CORREIO _ O senhor afirmou aos militantes que _aumentem a consciência e
intensifiquem as invasões_. Isso não gera mais violência?
STEDILE _ Ao contrário. Quis dizer no discurso justamente que nossa
militância precisa estudar mais, compreender a conjuntura política, a luta
de classes. Isso significa conhecimento, consciência da realidade, para não
cair nas provocações baratas de policiais ou de setores conservadores. E,
portanto, evitar a violência, evitar confrontos. Em geral, as pessoas de
menor consciência é que caem mais fácil nas provocações. Nosso remédio
contra a violência é o estudo, o conhecimento.
CORREIO _ As invasões são mesmo necessárias ?
STEDILE _ Veja como vocês são preconceituosos. Sempre falamos ocupações,
porque é bem diferente de invasão. Invasão é um ato de apropriação indébita
de um bem para aproveitamento privado, particular. É o que fazem os
fazendeiros quando invadem terra pública e terra de índios, para seu uso e
enriquecimento pessoal. Ocupação é uma mobilização de massa, que entra numa
área, para pressionar o governo a aplicar a lei, a desapropriá-la. Esses
conceitos estão na sociologia política e estão num acordo do próprio STJ
(Superior Tribunal de Justiça). Mas vocês, jornalistas, insistem em usar
mal as palavras, o que leva a preconceitos. Sempre defendemos, desde o
inicio, há 21 anos, as ocupações massivas realizadas pelos pobres do campo.

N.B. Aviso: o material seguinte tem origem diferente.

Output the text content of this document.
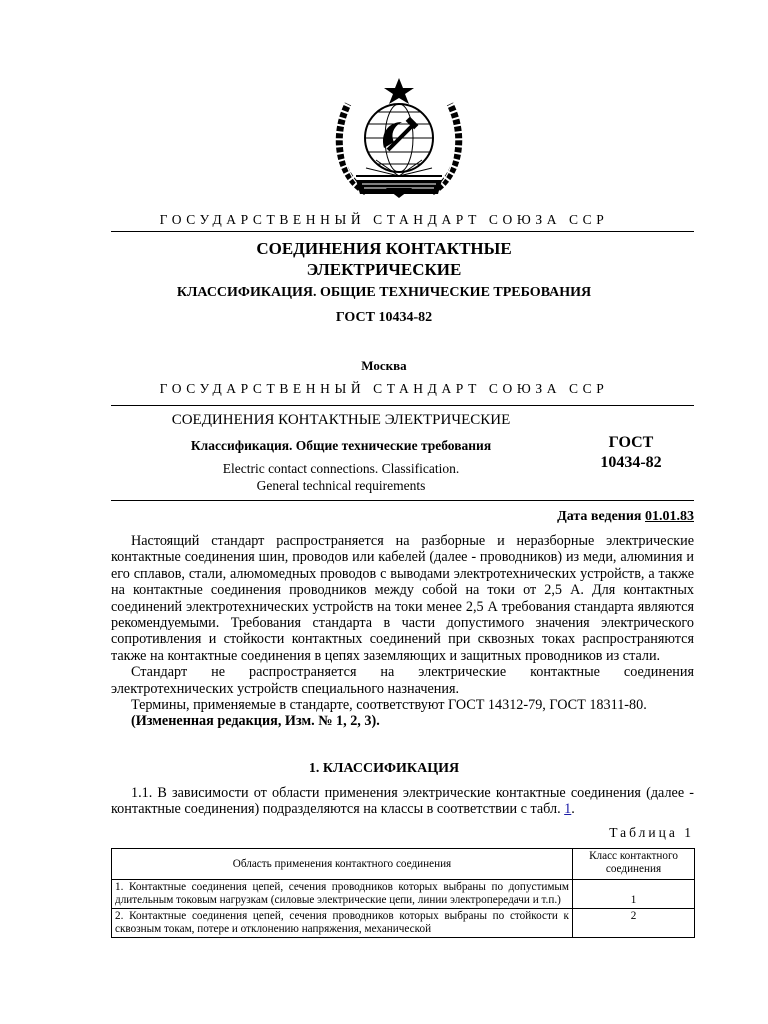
ГОСУДАРСТВЕННЫЙ СТАНДАРТ СОЮЗА ССР
СОЕДИНЕНИЯ КОНТАКТНЫЕ
ЭЛЕКТРИЧЕСКИЕ
КЛАССИФИКАЦИЯ. ОБЩИЕ ТЕХНИЧЕСКИЕ ТРЕБОВАНИЯ
ГОСТ 10434-82
Москва
ГОСУДАРСТВЕННЫЙ СТАНДАРТ СОЮЗА ССР
СОЕДИНЕНИЯ КОНТАКТНЫЕ ЭЛЕКТРИЧЕСКИЕ
Классификация. Общие технические требования
Electric contact connections. Classification.
General technical requirements
ГОСТ
10434-82
Дата ведения 01.01.83

Настоящий стандарт распространяется на разборные и неразборные электрические контактные соединения шин, проводов или кабелей (далее - проводников) из меди, алюминия и его сплавов, стали, алюмомедных проводов с выводами электротехнических устройств, а также на контактные соединения проводников между собой на токи от 2,5 А. Для контактных соединений электротехнических устройств на токи менее 2,5 А требования стандарта являются рекомендуемыми. Требования стандарта в части допустимого значения электрического сопротивления и стойкости контактных соединений при сквозных токах распространяются также на контактные соединения в цепях заземляющих и защитных проводников из стали.

Стандарт не распространяется на электрические контактные соединения электротехнических устройств специального назначения.

Термины, применяемые в стандарте, соответствуют ГОСТ 14312-79, ГОСТ 18311-80.

(Измененная редакция, Изм. № 1, 2, 3).

1. КЛАССИФИКАЦИЯ

1.1. В зависимости от области применения электрические контактные соединения (далее - контактные соединения) подразделяются на классы в соответствии с табл. 1.

Таблица 1
Область применения контактного соединения	Класс контактного соединения
1. Контактные соединения цепей, сечения проводников которых выбраны по допустимым длительным токовым нагрузкам (силовые электрические цепи, линии электропередачи и т.п.)	1
2. Контактные соединения цепей, сечения проводников которых выбраны по стойкости к сквозным токам, потере и отклонению напряжения, механической	2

Infelizmente é a única forma eficaz de pressionar o governo para aplicar a
lei. Foi a forma usada por todas as famílias que hoje estão assentadas.
Nenhuma recebeu por benesse de algum político ou iniciativa do governo.
Todas elas tiveram que se organizar, lutar e ocupar a terra para então o
Estado agir.
CORREIO _ O senhor tinha a expectativa de que, no governo Lula, as invasões
diminuíssem?
STEDILE _ Claro. Nós organizamos ocupações, não porque gostamos, porque
seja um passeio, um piquenique, nós só organizamos ocupações porque o
Estado não funciona. O Estado brasileiro está organizado apenas para manter
os privilégios dos ricos. Sempre chega tarde para atender os pobres. Nenhum
pobre gosta de ficar na fila do INSS de madrugada. Lula tinha como
prioridade a reforma agrária, nós acreditávamos que as ocupações
diminuiriam. Certa ocasião, em reunião com os ministros, o presidente Lula
disse que suas duas prioridades máximas eram o combate à fome e a reforma
agrária. Se ele de fato conseguisse que o Ministério da Fazenda pensasse
assim também, certamente as ocupações, os conflitos sociais no campo
diminuíriam.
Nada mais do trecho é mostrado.